Sober in words and verse, he too realized himself in his life more than in his written work; however, I believe that in the privacy of his friendly correspondence he willingly expressed his feelings, and Mme de Flandreysy has many admirable letters from him.

When the circumstance required it, whether it was for the centenary of the Mistralien celebrated in Roure, in 1930, or in 1941 for the fiftieth anniversary of the newspaper “l’Aïoli”, of which he had been “baile” for eight years, that is to say To say editor-in-chief, he spoke because he was forced to do so and he could not shirk. But for him poetry and eloquence were above all action, and it is through action, through his attitude of an obstinate gardian, that he will remain in the eyes and the memory of the people of Languedoc and Provence. Sober in words and verse, he too has come to fruition in his life more than in his written work. He died in Avignon in December 1943, driven from his farmhouse, which the German occupation had made uninhabitable for him, in full awareness of his end, Christianity accepted.

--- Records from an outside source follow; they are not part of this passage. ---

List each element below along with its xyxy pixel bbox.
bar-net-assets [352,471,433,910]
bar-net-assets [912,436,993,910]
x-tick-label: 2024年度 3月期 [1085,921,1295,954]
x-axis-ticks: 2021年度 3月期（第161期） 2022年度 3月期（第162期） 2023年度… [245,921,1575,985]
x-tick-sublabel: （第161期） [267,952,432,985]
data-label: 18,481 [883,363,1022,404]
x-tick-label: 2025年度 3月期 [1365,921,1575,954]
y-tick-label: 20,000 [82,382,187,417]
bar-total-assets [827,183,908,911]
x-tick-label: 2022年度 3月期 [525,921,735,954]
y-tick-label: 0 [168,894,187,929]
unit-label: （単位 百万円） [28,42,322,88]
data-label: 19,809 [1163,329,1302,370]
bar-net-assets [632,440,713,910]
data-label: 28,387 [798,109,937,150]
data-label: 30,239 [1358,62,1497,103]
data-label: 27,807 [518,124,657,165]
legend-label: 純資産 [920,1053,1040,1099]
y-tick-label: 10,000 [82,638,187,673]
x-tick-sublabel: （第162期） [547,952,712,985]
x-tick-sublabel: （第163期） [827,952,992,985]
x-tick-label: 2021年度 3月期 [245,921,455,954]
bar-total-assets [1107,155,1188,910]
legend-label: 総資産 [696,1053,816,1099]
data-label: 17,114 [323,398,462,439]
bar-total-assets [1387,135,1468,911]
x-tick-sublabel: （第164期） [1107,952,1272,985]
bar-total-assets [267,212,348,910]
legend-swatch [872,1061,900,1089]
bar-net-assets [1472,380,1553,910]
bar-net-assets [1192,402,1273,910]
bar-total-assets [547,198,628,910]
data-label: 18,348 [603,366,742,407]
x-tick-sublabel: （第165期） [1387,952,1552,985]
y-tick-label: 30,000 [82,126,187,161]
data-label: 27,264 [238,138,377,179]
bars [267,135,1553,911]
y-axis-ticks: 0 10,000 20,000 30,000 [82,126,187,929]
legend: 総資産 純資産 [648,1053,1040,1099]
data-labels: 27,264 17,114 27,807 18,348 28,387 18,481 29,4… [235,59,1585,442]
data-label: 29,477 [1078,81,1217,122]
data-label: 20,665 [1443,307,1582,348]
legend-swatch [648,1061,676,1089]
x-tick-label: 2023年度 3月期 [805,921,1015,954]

Mai es aquèu passage of all aro, that asks me like vai estre!”
(But this passage from earlier, I wonder what it’s going to be) he said a few hours before his death. Ah! the pretty word of a curious and courageous poet!

Folco de Baroncelli: Descendant of a former Florentine family that owned the Palais du Roure, which he sold in 1918 to Jeanne de Flandreysy. He then bought a farmhouse, horses, bulls, and led the harsh life of a Camargue gardian. The memory of the Marquis de Baroncelli is still very much alive at Saintes Maries de la Mer, for having defended the Camargue and its traditions and for having founded the “Nacioun Gardiano”.